The drainfield beds sit on a 12-inch layer of sand. Lines are spaced 12 inches apart, and there is 6 inches of sand above the lines. A 10-foot-wide perimeter of sand surrounds each bed.

Tight digging

Construction was not difficult because of the sandy soil, Shepard says. Even the broken sandstone was easily handled. He took along his pair of Takeuchi TL230 compact track loaders to move earth around. His Case backhoe did the heavy digging.

The tanks were placed inside one of the berms and covered with excavated soil. This provided about 15 feet of fall for effluent from tanks to the drainfield, but it was also a necessity because of the space used by the missile silo.

When they began, Shepard and his crew used the excavated soil to build a ramp so the crane truck could approach the tank site. “Between the silo and our tank site there was a depression that restricted our movement.
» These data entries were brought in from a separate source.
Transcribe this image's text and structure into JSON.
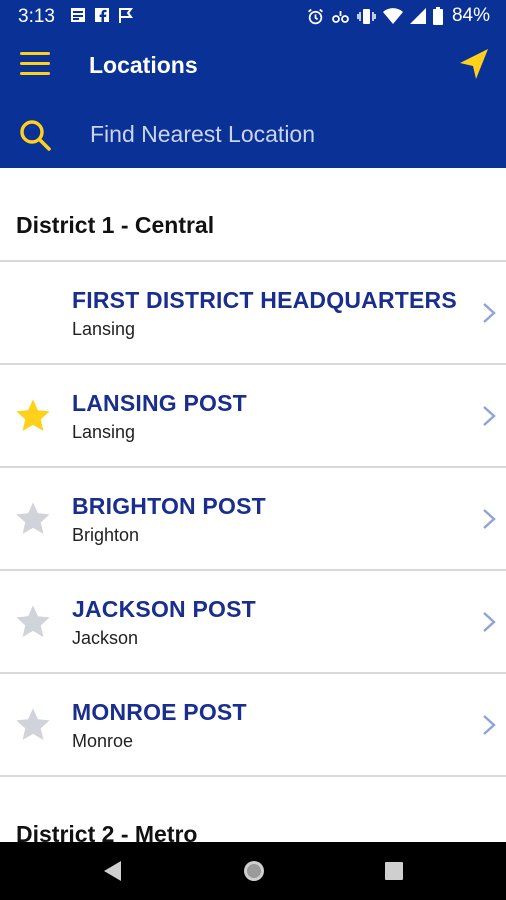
{
  "status": {
    "time": "3:13",
    "battery": "84%"
  },
  "appbar": {
    "title": "Locations"
  },
  "search": {
    "placeholder": "Find Nearest Location",
    "value": ""
  },
  "districts": [
    {
      "name": "District 1 - Central",
      "locations": [
        {
          "title": "FIRST DISTRICT HEADQUARTERS",
          "city": "Lansing",
          "star": "none"
        },
        {
          "title": "LANSING POST",
          "city": "Lansing",
          "star": "filled"
        },
        {
          "title": "BRIGHTON POST",
          "city": "Brighton",
          "star": "empty"
        },
        {
          "title": "JACKSON POST",
          "city": "Jackson",
          "star": "empty"
        },
        {
          "title": "MONROE POST",
          "city": "Monroe",
          "star": "empty"
        }
      ]
    },
    {
      "name": "District 2 - Metro",
      "locations": []
    }
  ],
  "colors": {
    "primary": "#0a3296",
    "accent": "#ffd11a",
    "title_text": "#1a2e8e",
    "star_empty": "#d0d3da",
    "chevron": "#8fa3d6"
  },
  "icons": {
    "menu": "menu-icon",
    "navigate": "navigation-arrow-icon",
    "search": "search-icon",
    "chevron": "chevron-right-icon",
    "star": "star-icon"
  }
}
There was only one narrow path to the tank site, and every day we had to make sure our equipment was facing in the right direction so we could drive it out,” he says.

They cut in from the side of the berm because its top was only about 8 feet wide. After the tanks were in place they backfilled with the soil they had excavated. The landowners handled restoration.

To set the drainfield pipes Shepard made a wooden template to ensure proper spacing. He bought several sheets of plywood, cut arches in them, and placed them over the Presby pipes to hold them in place while his crew filled sand around them. Other parts of the work provided a different challenge that Shepard solved in a different way.

“I’ve never had such a large project, and we started running out of time to complete the job. I knew it was time to be creative,” Shepard says.

He went to a local gas station, approached some of the teenagers working there, and asked if they or their friends would be willing to work for him. There isn’t much for young people to do in this part of Kansas, and they were willing. He used teens to hook the Presby pipes together as they came out of the truck and to rake sand into place on top of the beds. Over the course of three days he employed six teenagers on the project.

If the end of the world ever comes, the people sheltered inside the survival condominiums in Kansas won’t have to worry about their wastewater. As long as the complex has power from its wind turbine or generator, the gravity system from Quality Septic & Sewer will treat wastewater long after the food is gone.